Reputation: 1243
As a sort of validation test, I want to count the number neighbouring nodes with a given labelB for every node with labelA and then return any labelA for each the number of neighbours is not equal to 2.
Basically, parent:parent_name
should always have 2 connected nodes with have label child_name
. How do I return the nodes for which this statement is False?
At the moment I am doing a very time consuming "match everything in neo4j" and then groupby and count in python Pandas.
Cypher:
MATCH (parent: parent_name)
MATCH (parent)-->(child: child_name)
RETURN parent.id, child.id, 'child_name' as child_label, 'parent_name' as parent_label
Pandas post-processing:
grouped = df.groupby(['child_label', 'child.id']).apply(len)
result = grouped[grouped != 2].index # returns pairs of child_label and child.id
I can't do this at scale. Finding neighbours is one of the main use-cases of graphs!

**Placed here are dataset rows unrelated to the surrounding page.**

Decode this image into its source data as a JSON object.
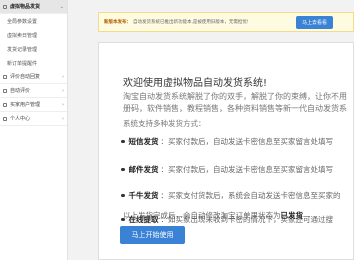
{
  "sidebar": {
    "items": [
      {
        "label": "虚拟物品发货",
        "type": "section",
        "active": true
      },
      {
        "label": "全局参数设置",
        "type": "sub"
      },
      {
        "label": "虚拟卖日管理",
        "type": "sub"
      },
      {
        "label": "发货记录管理",
        "type": "sub"
      },
      {
        "label": "新订单提醒件",
        "type": "sub"
      },
      {
        "label": "评价自动回复",
        "type": "section"
      },
      {
        "label": "自动评价",
        "type": "section"
      },
      {
        "label": "买家用户管理",
        "type": "section"
      },
      {
        "label": "个人中心",
        "type": "section"
      }
    ]
  },
  "notice": {
    "label": "新版本发布：",
    "text": "自动发货系统已推出新功能本,是被使用旧版本，无需担忧!",
    "button": "马上去看看"
  },
  "welcome": {
    "title": "欢迎使用虚拟物品自动发货系统!",
    "intro_line1": "淘宝自动发货系统解脱了你的双手，解脱了你的束缚，让你不用",
    "intro_line2": "册码，软件销售，教程销售，各种资料销售等新一代自动发货系",
    "types_intro": "系统支持多种发货方式：",
    "features": [
      {
        "name": "短信发货",
        "desc": "：买家付款后，自动发送卡密信息至买家留言处填写"
      },
      {
        "name": "邮件发货",
        "desc": "：买家付款后，自动发送卡密信息至买家留言处填写"
      },
      {
        "name": "千牛发货",
        "desc": "：买家支付货款后，系统会自动发送卡密信息至买家的"
      },
      {
        "name": "在线提取",
        "desc": "：如买家出现未收到卡密的情况下，买家还可通过搜"
      }
    ],
    "footer_text": "以上发货完成后，会自动修改淘宝订单里状态为",
    "footer_status": "已发货",
    "start_button": "马上开始使用"
  }
}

There must be a way to do this!
Maybe using UNDWIND
for each parent_name
? If I use count
under an UNWIND
it simply counts the total, not the number for that node...
Upvotes: 0
Views: 690
Reputation: 66999
Here is one way to get the id of each parent
node that has the wrong number of child nodes, along with a (possibly empty) list of its existing child ids:
MATCH (parent:parent_name)
WITH parent.id AS parentId, [(parent)-->(child:child_name) | child.id] AS childIds
WHERE SIZE(childIds) <> 2
RETURN parentId, childIds
Upvotes: 1
Reputation: 5385
a general approach could be along these lines, finding any node with label :LabelA
that has not exactly two neighbours (regardless of direction of the relationship) with label LabelB
MATCH (n:LabelA)
WITH n,
SIZE([(n)--(m:LabelB) | m ]) AS nodeCountLabelB
WHERE nodeCountLabelB <> 2
RETURN n
Upvotes: 1